Sunday, July 21, 2013

Raspberry and chocolate tart

This is absolutely delicious! The raspberry and chocolate combination is totally amazing... This is originally an Eric Lanard recipe.

Serves 6

Ingredients:
175g plain flour, plus extra for dusting
50g cocoa powder
50g icing sugar
225g unsalted butter
3 egg yolks
3 tsp vanilla essence
500g raspberries
200g chocolate
200ml single cream

Method:
1. Sift the flour, cocoa powder and icing sugar. Add 150g butter and rub in until the mixture resembles breadcrumbs. Add the egg yolks and mix, then add 1 teaspoon vanilla essence and combine to form a smooth dough.
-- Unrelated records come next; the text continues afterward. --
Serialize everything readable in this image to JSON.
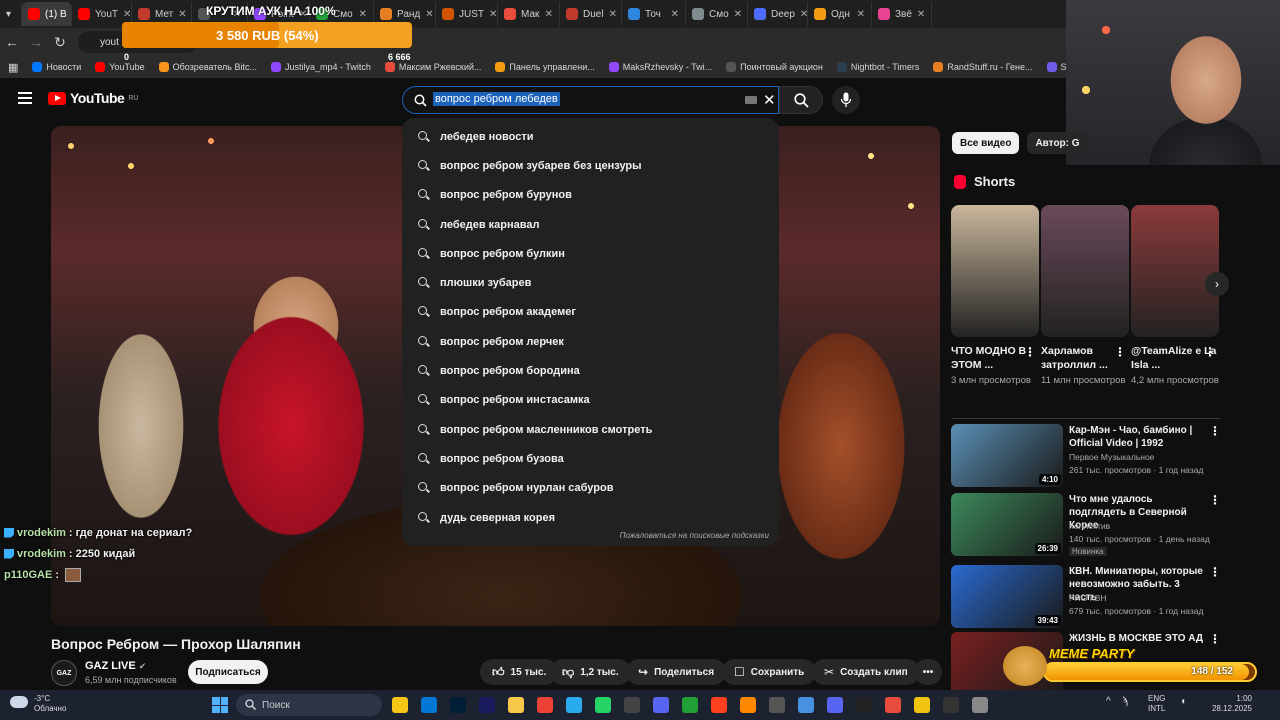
{
  "browser": {
    "tabs": [
      {
        "label": "(1) В",
        "color": "#ff0000",
        "active": true
      },
      {
        "label": "YouT",
        "color": "#ff0000"
      },
      {
        "label": "Мет",
        "color": "#c0392b"
      },
      {
        "label": "",
        "color": "#555"
      },
      {
        "label": "Point",
        "color": "#9146ff"
      },
      {
        "label": "Смо",
        "color": "#21a038"
      },
      {
        "label": "Ранд",
        "color": "#e67e22"
      },
      {
        "label": "JUST",
        "color": "#d35400"
      },
      {
        "label": "Мак",
        "color": "#e74c3c"
      },
      {
        "label": "Duel",
        "color": "#c0392b"
      },
      {
        "label": "Точ",
        "color": "#2e86de"
      },
      {
        "label": "Смо",
        "color": "#7f8c8d"
      },
      {
        "label": "Deep",
        "color": "#4d6bfe"
      },
      {
        "label": "Одн",
        "color": "#f39c12"
      },
      {
        "label": "Звё",
        "color": "#e84393"
      }
    ],
    "url": "yout",
    "bookmarks": [
      {
        "label": "Новости",
        "color": "#0077ff"
      },
      {
        "label": "YouTube",
        "color": "#ff0000"
      },
      {
        "label": "Обозреватель Bitc...",
        "color": "#f7931a"
      },
      {
        "label": "Justilya_mp4 - Twitch",
        "color": "#9146ff"
      },
      {
        "label": "Максим Ржевский...",
        "color": "#e74c3c"
      },
      {
        "label": "Панель управлени...",
        "color": "#f39c12"
      },
      {
        "label": "MaksRzhevsky - Twi...",
        "color": "#9146ff"
      },
      {
        "label": "Поинтовый аукцион",
        "color": "#555555"
      },
      {
        "label": "Nightbot - Timers",
        "color": "#2c3e50"
      },
      {
        "label": "RandStuff.ru - Гене...",
        "color": "#e67e22"
      },
      {
        "label": "StreamElements - M...",
        "color": "#6c5ce7"
      }
    ]
  },
  "youtube": {
    "logo_word": "YouTube",
    "logo_region": "RU",
    "search_query": "вопрос ребром лебедев",
    "suggestions": [
      "лебедев новости",
      "вопрос ребром зубарев без цензуры",
      "вопрос ребром бурунов",
      "лебедев карнавал",
      "вопрос ребром булкин",
      "плюшки зубарев",
      "вопрос ребром академег",
      "вопрос ребром лерчек",
      "вопрос ребром бородина",
      "вопрос ребром инстасамка",
      "вопрос ребром масленников смотреть",
      "вопрос ребром бузова",
      "вопрос ребром нурлан сабуров",
      "дудь северная корея"
    ],
    "report_suggestions": "Пожаловаться на поисковые подсказки",
    "video_title": "Вопрос Ребром — Прохор Шаляпин",
    "channel": {
      "avatar_text": "GAZ",
      "name": "GAZ LIVE",
      "subs": "6,59 млн подписчиков",
      "subscribe_label": "Подписаться"
    },
    "actions": {
      "likes": "15 тыс.",
      "dislikes": "1,2 тыс.",
      "share": "Поделиться",
      "save": "Сохранить",
      "clip": "Создать клип",
      "more": "•••"
    },
    "chips": {
      "all": "Все видео",
      "author": "Автор: G"
    },
    "shorts_title": "Shorts",
    "shorts": [
      {
        "title": "ЧТО МОДНО В ЭТОМ ...",
        "views": "3 млн просмотров",
        "bg": "#c9b79c"
      },
      {
        "title": "Харламов затроллил ...",
        "views": "11 млн просмотров",
        "bg": "#6a4a5a"
      },
      {
        "title": "@TeamAlize e La Isla ...",
        "views": "4,2 млн просмотров",
        "bg": "#8c3a3a"
      }
    ],
    "recommended": [
      {
        "title": "Кар-Мэн - Чао, бамбино | Official Video | 1992",
        "channel": "Первое Музыкальное",
        "meta": "261 тыс. просмотров · 1 год назад",
        "duration": "4:10",
        "bg": "#5a8fb5",
        "badge": ""
      },
      {
        "title": "Что мне удалось подглядеть в Северной Корее",
        "channel": "Коллектив",
        "meta": "140 тыс. просмотров · 1 день назад",
        "duration": "26:39",
        "bg": "#3c8a5c",
        "badge": "Новинка"
      },
      {
        "title": "КВН. Миниатюры, которые невозможно забыть. 3 часть",
        "channel": "PRO КВН",
        "meta": "679 тыс. просмотров · 1 год назад",
        "duration": "39:43",
        "bg": "#2a6ad1",
        "badge": ""
      },
      {
        "title": "ЖИЗНЬ В МОСКВЕ ЭТО АД",
        "channel": "",
        "meta": "",
        "duration": "",
        "bg": "#7a2020",
        "badge": ""
      }
    ]
  },
  "overlays": {
    "donation_title": "КРУТИМ АУК НА 100%",
    "donation_amount": "3 580 RUB (54%)",
    "donation_progress": 0.54,
    "donation_min": "0",
    "donation_max": "6 666",
    "chat": [
      {
        "nick": "vrodekim",
        "text": ": где донат на сериал?"
      },
      {
        "nick": "vrodekim",
        "text": ": 2250 кидай"
      },
      {
        "nick": "p110GAE",
        "text": " :"
      }
    ],
    "meme_label": "MEME PARTY",
    "meme_count": "148 / 152",
    "meme_progress": 0.97
  },
  "taskbar": {
    "temp": "-3°C",
    "weather": "Облачно",
    "search": "Поиск",
    "lang1": "ENG",
    "lang2": "INTL",
    "time": "1:00",
    "date": "28.12.2025"
  }
}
Cover with clingfilm and refrigerate for at least 30 minutes.
2. Preheat the oven to 190oC. Grease a tart tin. Roll out the pastry on a floured surface and line the tin. Prick a few holes in the pastry, line with baking paper and fill with baking beans. Bake for 15 minutes. Remove paper and bean sand return to the oven for another 5 minutes.
3. For the chocolate ganache, melt the chocolate in a bowl over boiled water. Meanwhile, heat the cream in a saucepan till hot but not boiling. When the chocolate is melted, pour in the cream and stir continuously. Add 2 teaspoons of vanilla essence, then the butter and mix together.
4. To assemble the tart, pack the pastry case with the raspberries. Pour over the chocolate ganache to fill the pastry. Put in the fridge for 30 minutes. Serve dusted with icing sugar.